Les collectes faites directement dans la tradition orale, par des collecteurs ou chercheurs souvent plus respectueux et sympathisant avec la culture same, nous donnent par la force des choses un état beaucoup plus tardif de ces récits. C’est le cas d’Emilie Demant Hatt (1873–1958), peintre, écrivain et ethnographe. Après un voyage en Laponie suédoise en 1904, elle apprit le same et en 1908 passa seule parmi les Lapons une année qu’elle qualifia de la « plus enrichissante et la plus étrange de toute (sa) vie », partageant la hutte du Same Johan Turi, pour noter des renseignements détaillés sur le mode de vie, la mentalité et les récits des Sames.

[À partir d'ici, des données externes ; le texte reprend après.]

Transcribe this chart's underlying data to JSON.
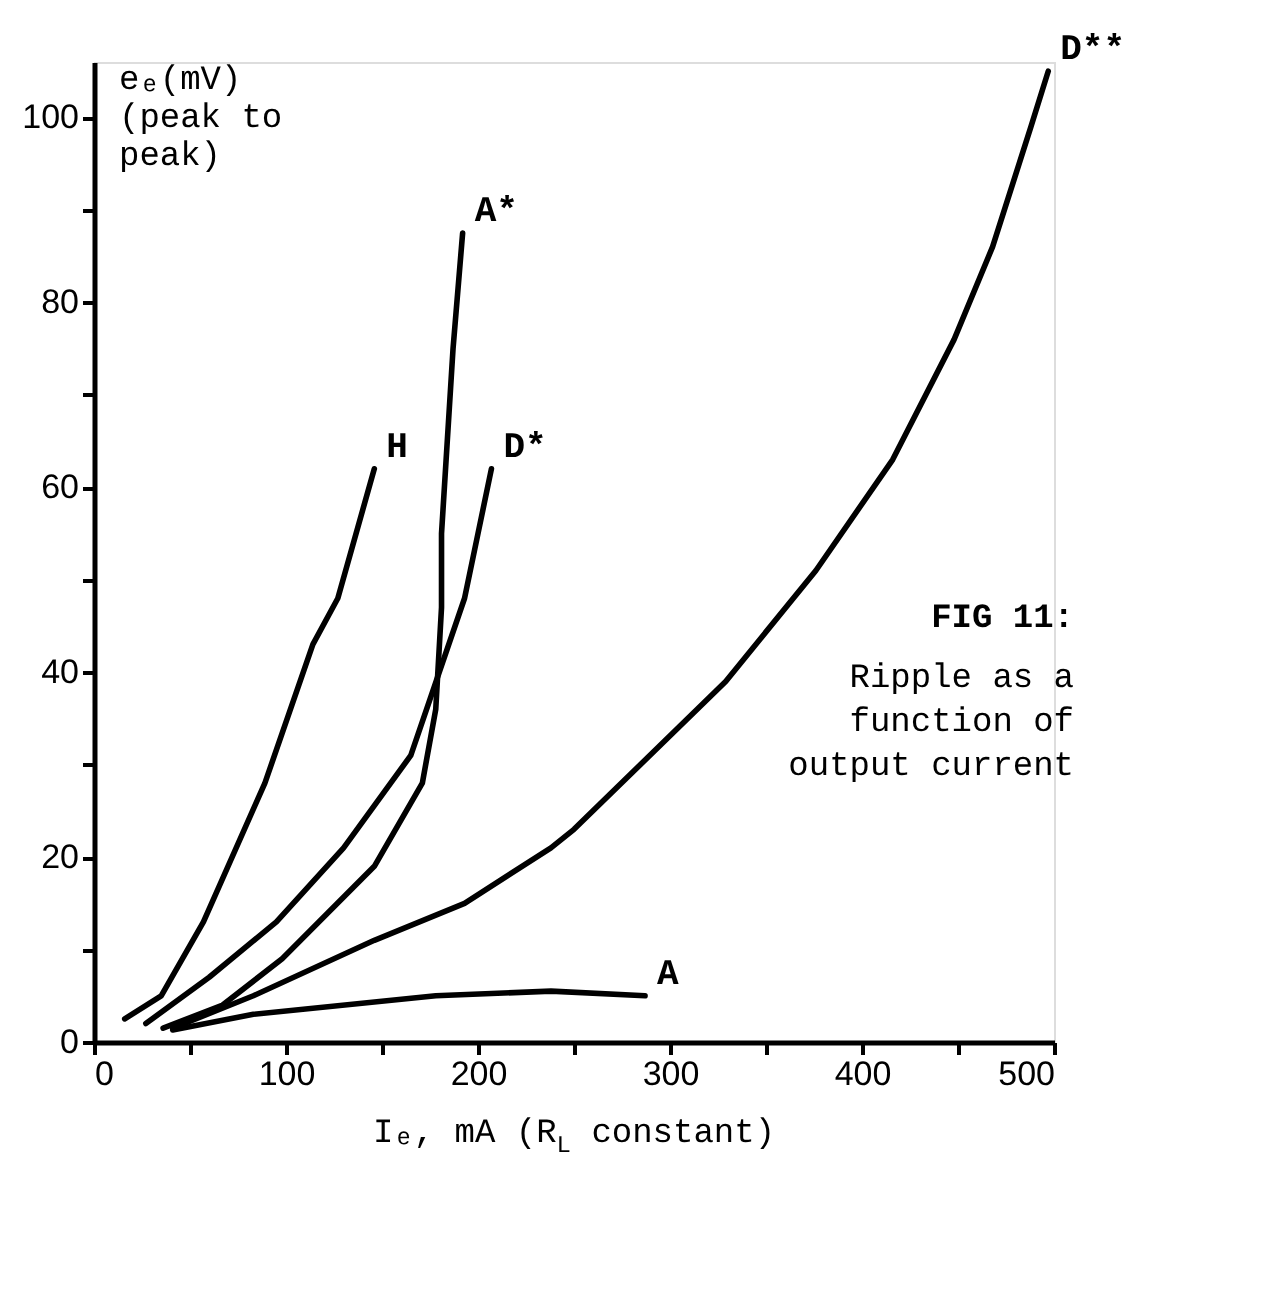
{
  "chart_data": {
    "type": "line",
    "xlabel": "Iₑ, mA (R$_{L}$ constant)",
    "ylabel": "eₑ(mV)\n(peak to\npeak)",
    "annotations": [
      "FIG 11:",
      "Ripple as a\nfunction of\noutput current"
    ],
    "series": [
      {
        "name": "H",
        "color": "#000000",
        "x": [
          16,
          35,
          57,
          89,
          114,
          127,
          146
        ],
        "values": [
          2.5,
          5,
          13,
          28,
          43,
          48,
          62
        ]
      },
      {
        "name": "D*",
        "color": "#000000",
        "x": [
          27,
          60,
          95,
          130,
          165,
          193,
          200,
          207
        ],
        "values": [
          2,
          7,
          13,
          21,
          31,
          48,
          55,
          62
        ]
      },
      {
        "name": "A*",
        "color": "#000000",
        "x": [
          36,
          67,
          98,
          146,
          171,
          178,
          181,
          181,
          187,
          192
        ],
        "values": [
          1.5,
          4,
          9,
          19,
          28,
          36,
          47,
          55,
          75,
          87.5
        ]
      },
      {
        "name": "D**",
        "color": "#000000",
        "x": [
          41,
          83,
          146,
          193,
          238,
          250,
          329,
          376,
          416,
          448,
          468,
          488,
          497
        ],
        "values": [
          1.5,
          5,
          11,
          15,
          21,
          23,
          39,
          51,
          63,
          76,
          86,
          99,
          105
        ]
      },
      {
        "name": "A",
        "color": "#000000",
        "x": [
          41,
          83,
          178,
          238,
          287
        ],
        "values": [
          1.3,
          3,
          5,
          5.5,
          5
        ]
      }
    ],
    "xlim": [
      0,
      500
    ],
    "xticks": [
      0,
      {
        "value": 50,
        "label": null
      },
      100,
      {
        "value": 150,
        "label": null
      },
      200,
      {
        "value": 250,
        "label": null
      },
      300,
      {
        "value": 350,
        "label": null
      },
      400,
      {
        "value": 450,
        "label": null
      },
      500
    ],
    "ylim": [
      0,
      106
    ],
    "yticks": [
      0,
      {
        "value": 10,
        "label": null
      },
      20,
      {
        "value": 30,
        "label": null
      },
      40,
      {
        "value": 50,
        "label": null
      },
      60,
      {
        "value": 70,
        "label": null
      },
      80,
      {
        "value": 90,
        "label": null
      },
      100
    ],
    "marker": "none",
    "line_style": "solid"
  }
}
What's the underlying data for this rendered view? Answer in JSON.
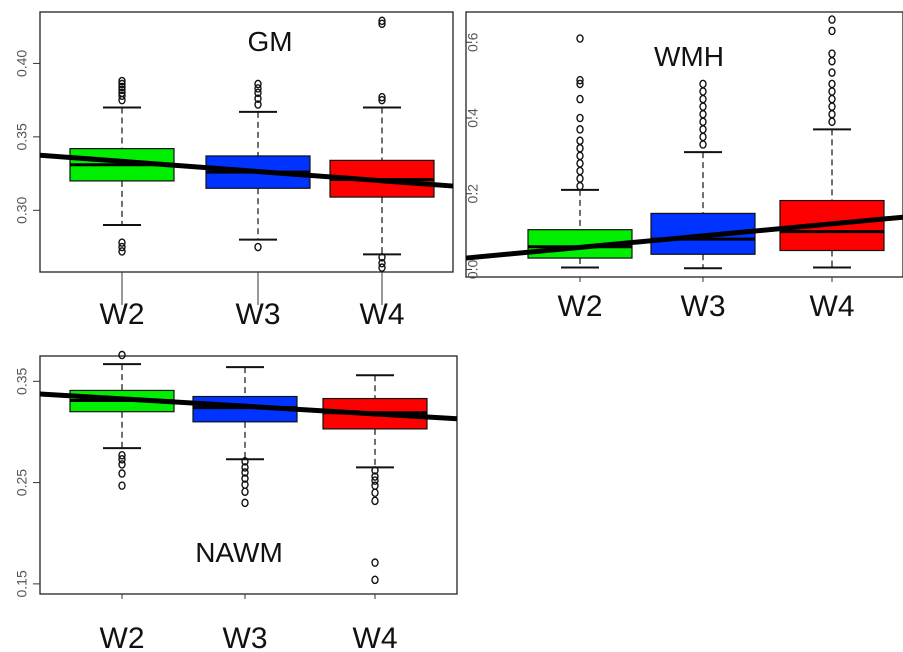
{
  "chart_data": [
    {
      "type": "box",
      "title": "GM",
      "categories": [
        "W2",
        "W3",
        "W4"
      ],
      "ylim": [
        0.258,
        0.435
      ],
      "yticks": [
        0.3,
        0.35,
        0.4
      ],
      "ytick_labels": [
        "0.30",
        "0.35",
        "0.40"
      ],
      "box_colors": [
        "#00ee00",
        "#0033ff",
        "#ff0000"
      ],
      "boxes": [
        {
          "whisker_low": 0.29,
          "q1": 0.32,
          "median": 0.331,
          "q3": 0.342,
          "whisker_high": 0.37,
          "outliers": [
            0.272,
            0.275,
            0.278,
            0.375,
            0.378,
            0.38,
            0.382,
            0.384,
            0.386,
            0.388
          ]
        },
        {
          "whisker_low": 0.28,
          "q1": 0.315,
          "median": 0.326,
          "q3": 0.337,
          "whisker_high": 0.367,
          "outliers": [
            0.275,
            0.372,
            0.376,
            0.38,
            0.383,
            0.386
          ]
        },
        {
          "whisker_low": 0.27,
          "q1": 0.309,
          "median": 0.321,
          "q3": 0.334,
          "whisker_high": 0.37,
          "outliers": [
            0.261,
            0.264,
            0.268,
            0.375,
            0.377,
            0.427,
            0.429
          ]
        }
      ],
      "trend_line": {
        "y_start": 0.3375,
        "y_end": 0.3165
      }
    },
    {
      "type": "box",
      "title": "WMH",
      "categories": [
        "W2",
        "W3",
        "W4"
      ],
      "ylim": [
        -0.02,
        0.68
      ],
      "yticks": [
        0.0,
        0.2,
        0.4,
        0.6
      ],
      "ytick_labels": [
        "0.0",
        "0.2",
        "0.4",
        "0.6"
      ],
      "box_colors": [
        "#00ee00",
        "#0033ff",
        "#ff0000"
      ],
      "boxes": [
        {
          "whisker_low": 0.005,
          "q1": 0.03,
          "median": 0.06,
          "q3": 0.105,
          "whisker_high": 0.21,
          "outliers": [
            0.22,
            0.24,
            0.26,
            0.28,
            0.3,
            0.32,
            0.34,
            0.37,
            0.4,
            0.45,
            0.49,
            0.5,
            0.61
          ]
        },
        {
          "whisker_low": 0.003,
          "q1": 0.04,
          "median": 0.08,
          "q3": 0.148,
          "whisker_high": 0.31,
          "outliers": [
            0.33,
            0.35,
            0.37,
            0.39,
            0.41,
            0.43,
            0.45,
            0.47,
            0.49
          ]
        },
        {
          "whisker_low": 0.005,
          "q1": 0.05,
          "median": 0.1,
          "q3": 0.182,
          "whisker_high": 0.37,
          "outliers": [
            0.39,
            0.41,
            0.43,
            0.45,
            0.47,
            0.49,
            0.52,
            0.55,
            0.57,
            0.63,
            0.66
          ]
        }
      ],
      "trend_line": {
        "y_start": 0.03,
        "y_end": 0.138
      }
    },
    {
      "type": "box",
      "title": "NAWM",
      "categories": [
        "W2",
        "W3",
        "W4"
      ],
      "ylim": [
        0.14,
        0.375
      ],
      "yticks": [
        0.15,
        0.25,
        0.35
      ],
      "ytick_labels": [
        "0.15",
        "0.25",
        "0.35"
      ],
      "box_colors": [
        "#00ee00",
        "#0033ff",
        "#ff0000"
      ],
      "boxes": [
        {
          "whisker_low": 0.284,
          "q1": 0.32,
          "median": 0.331,
          "q3": 0.341,
          "whisker_high": 0.367,
          "outliers": [
            0.247,
            0.259,
            0.268,
            0.273,
            0.277,
            0.376
          ]
        },
        {
          "whisker_low": 0.273,
          "q1": 0.31,
          "median": 0.324,
          "q3": 0.335,
          "whisker_high": 0.364,
          "outliers": [
            0.23,
            0.241,
            0.248,
            0.254,
            0.26,
            0.265,
            0.271
          ]
        },
        {
          "whisker_low": 0.265,
          "q1": 0.303,
          "median": 0.319,
          "q3": 0.333,
          "whisker_high": 0.356,
          "outliers": [
            0.154,
            0.171,
            0.232,
            0.24,
            0.247,
            0.252,
            0.256,
            0.262
          ]
        }
      ],
      "trend_line": {
        "y_start": 0.3375,
        "y_end": 0.313
      }
    }
  ]
}
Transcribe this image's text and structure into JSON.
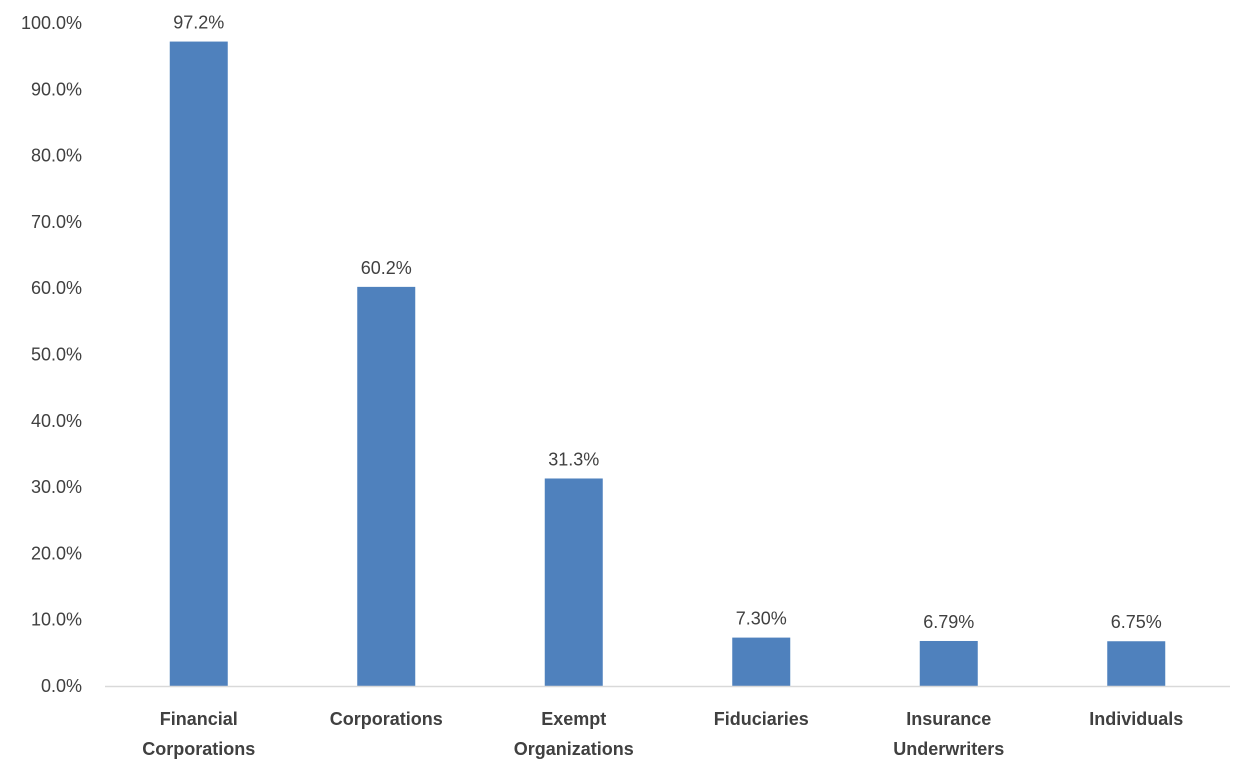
{
  "chart_data": {
    "type": "bar",
    "categories": [
      [
        "Financial",
        "Corporations"
      ],
      [
        "Corporations"
      ],
      [
        "Exempt",
        "Organizations"
      ],
      [
        "Fiduciaries"
      ],
      [
        "Insurance",
        "Underwriters"
      ],
      [
        "Individuals"
      ]
    ],
    "values": [
      97.2,
      60.2,
      31.3,
      7.3,
      6.79,
      6.75
    ],
    "data_labels": [
      "97.2%",
      "60.2%",
      "31.3%",
      "7.30%",
      "6.79%",
      "6.75%"
    ],
    "y_ticks": [
      0,
      10,
      20,
      30,
      40,
      50,
      60,
      70,
      80,
      90,
      100
    ],
    "y_tick_labels": [
      "0.0%",
      "10.0%",
      "20.0%",
      "30.0%",
      "40.0%",
      "50.0%",
      "60.0%",
      "70.0%",
      "80.0%",
      "90.0%",
      "100.0%"
    ],
    "ylim": [
      0,
      100
    ],
    "title": "",
    "xlabel": "",
    "ylabel": "",
    "grid": false,
    "legend": "none",
    "colors": {
      "bar": "#4f81bd",
      "axis": "#d9d9d9",
      "text": "#404040"
    }
  }
}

En 1922, elle publia un recueil de mythes, contes et légendes sames, Auprès du feu, qui contient un certain nombre de courts récits étiologiques.
Je remercie vivement Kjeld Jakobsen pour avoir traduit du russe « L’Aurore boréale et la Fille du Soleil » et « Comment les baies de la toundra ont obtenu leur couleur », et Galina Kabakova pour ses précieux conseils et pour avoir traduit du russe « Le Tonnerre libéré », « La Légende de l’oiseau » et « Le Conte du chien ».